In this contribution we describe an innovative closed-loop control mechanism to automatically adapt the receiver gain over the acquisition time such that all of the FID points are digitized with the full ADC resolution [1]. A high performance digital lock-in amplifier was employed to extract the envelope of the FID, process it, and feed it back to control a variable-gain amplifier (VGA) inserted in the signal chain. As the FID decays the VGA gain and thus the overall receiver gain increases,even if the FID increases again due to beating for example, the VGA gain is adapted ensuring that no ADC overflow occurs.Additionally, the reported method includes a mechanism to precisely monitor the gain change over time. This is carried out via a pilot signal that propagates together with the NMR signal through the VGA. Knowledge of the gain modulation is of course essential to recover the NMR signal after the ADC stage.

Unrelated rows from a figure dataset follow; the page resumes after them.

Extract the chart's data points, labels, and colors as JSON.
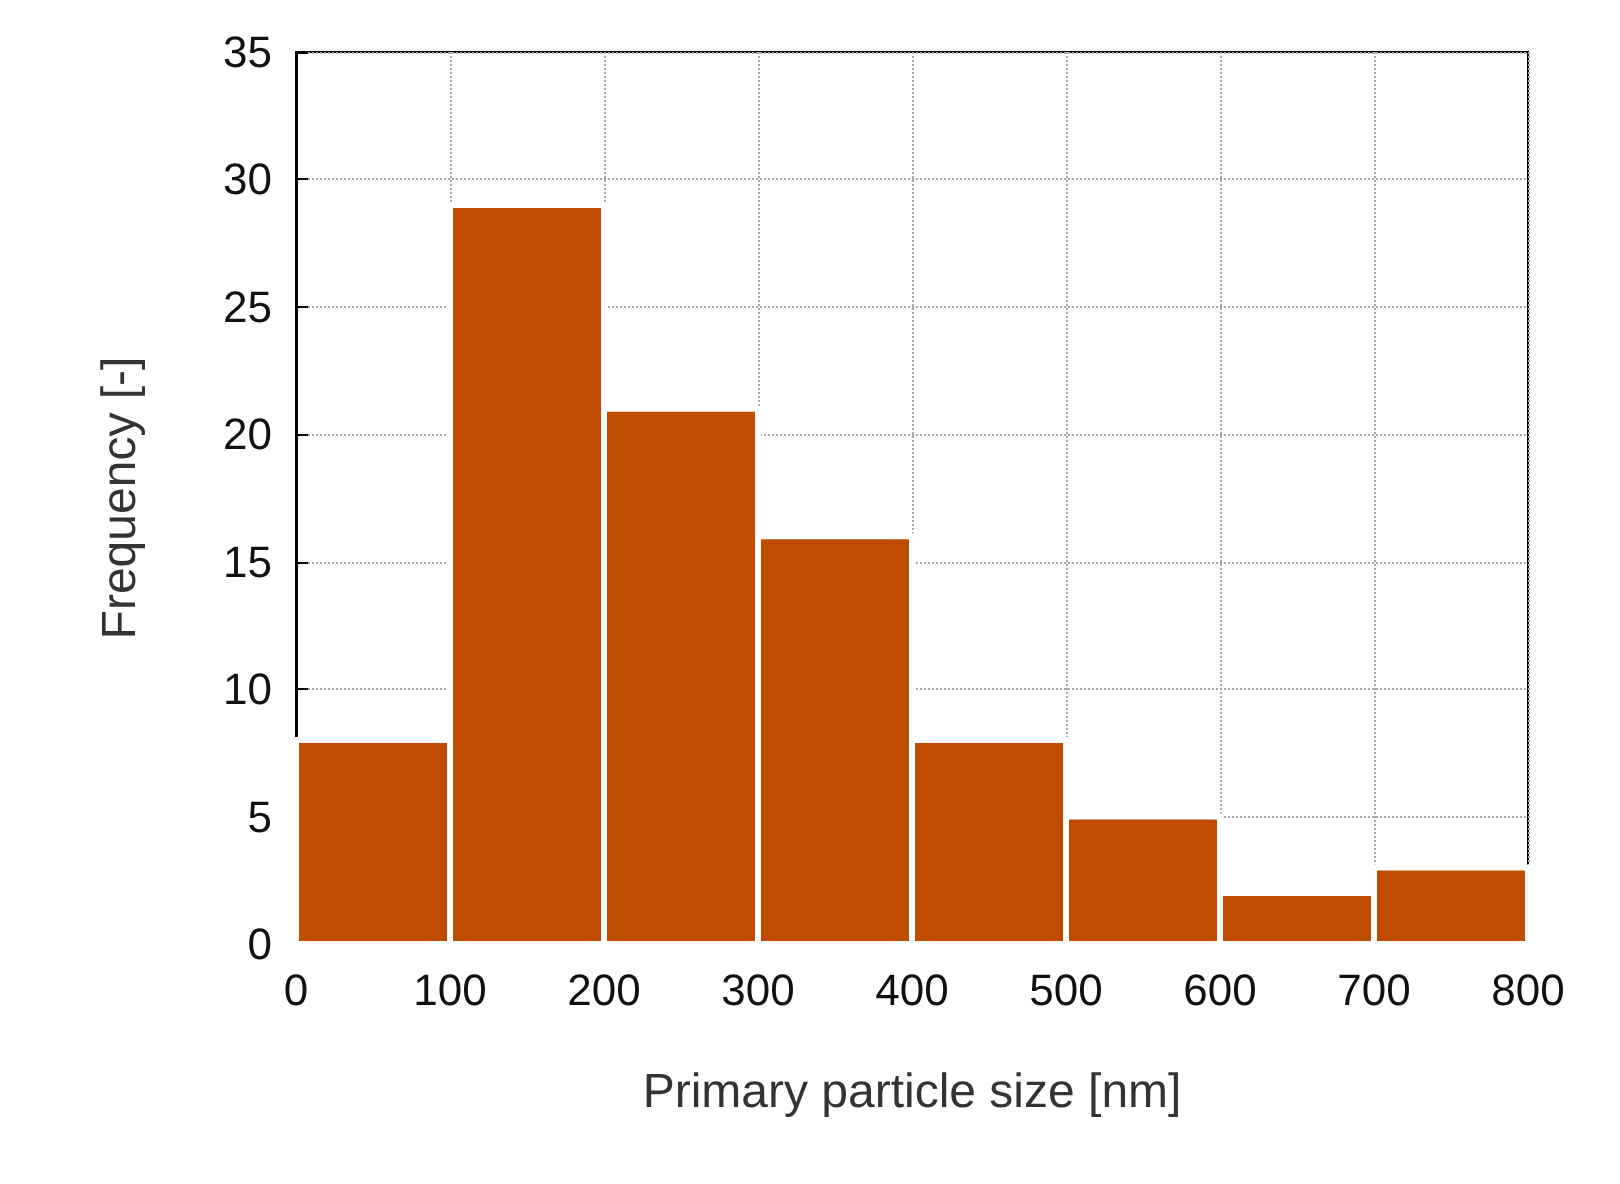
{
  "chart_data": {
    "type": "histogram",
    "xlabel": "Primary particle size [nm]",
    "ylabel": "Frequency [-]",
    "bins": [
      0,
      100,
      200,
      300,
      400,
      500,
      600,
      700,
      800
    ],
    "values": [
      8,
      29,
      21,
      16,
      8,
      5,
      2,
      3
    ],
    "color": "#bf4c00",
    "xlim": [
      0,
      800
    ],
    "xticks": [
      0,
      100,
      200,
      300,
      400,
      500,
      600,
      700,
      800
    ],
    "ylim": [
      0,
      35
    ],
    "yticks": [
      0,
      5,
      10,
      15,
      20,
      25,
      30,
      35
    ],
    "grid": true
  }
}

The method, which we call AGAIN (Automatic Adaptive Gain), was verified experimentally. The results showed an SNR enhancement factor of 2.64 when AGAIN was applied to a custom spectrometer, while a maximum SNR enhancement factor of 1.45 was observed when applied to a commercial spectrometer. The AGAIN technique requires minimal additional hardware, which makes it general and thus can be readily combined with any commercial spectrometer.
REFERENCES
[1] M. Jouda, E. Fuhrer, P. Silva, J. G. Korvink, and N. MacKinnon. “Automatic adaptive gain for magnetic resonancesensitivity enhancement”. In:Analytical Chemistry (2019).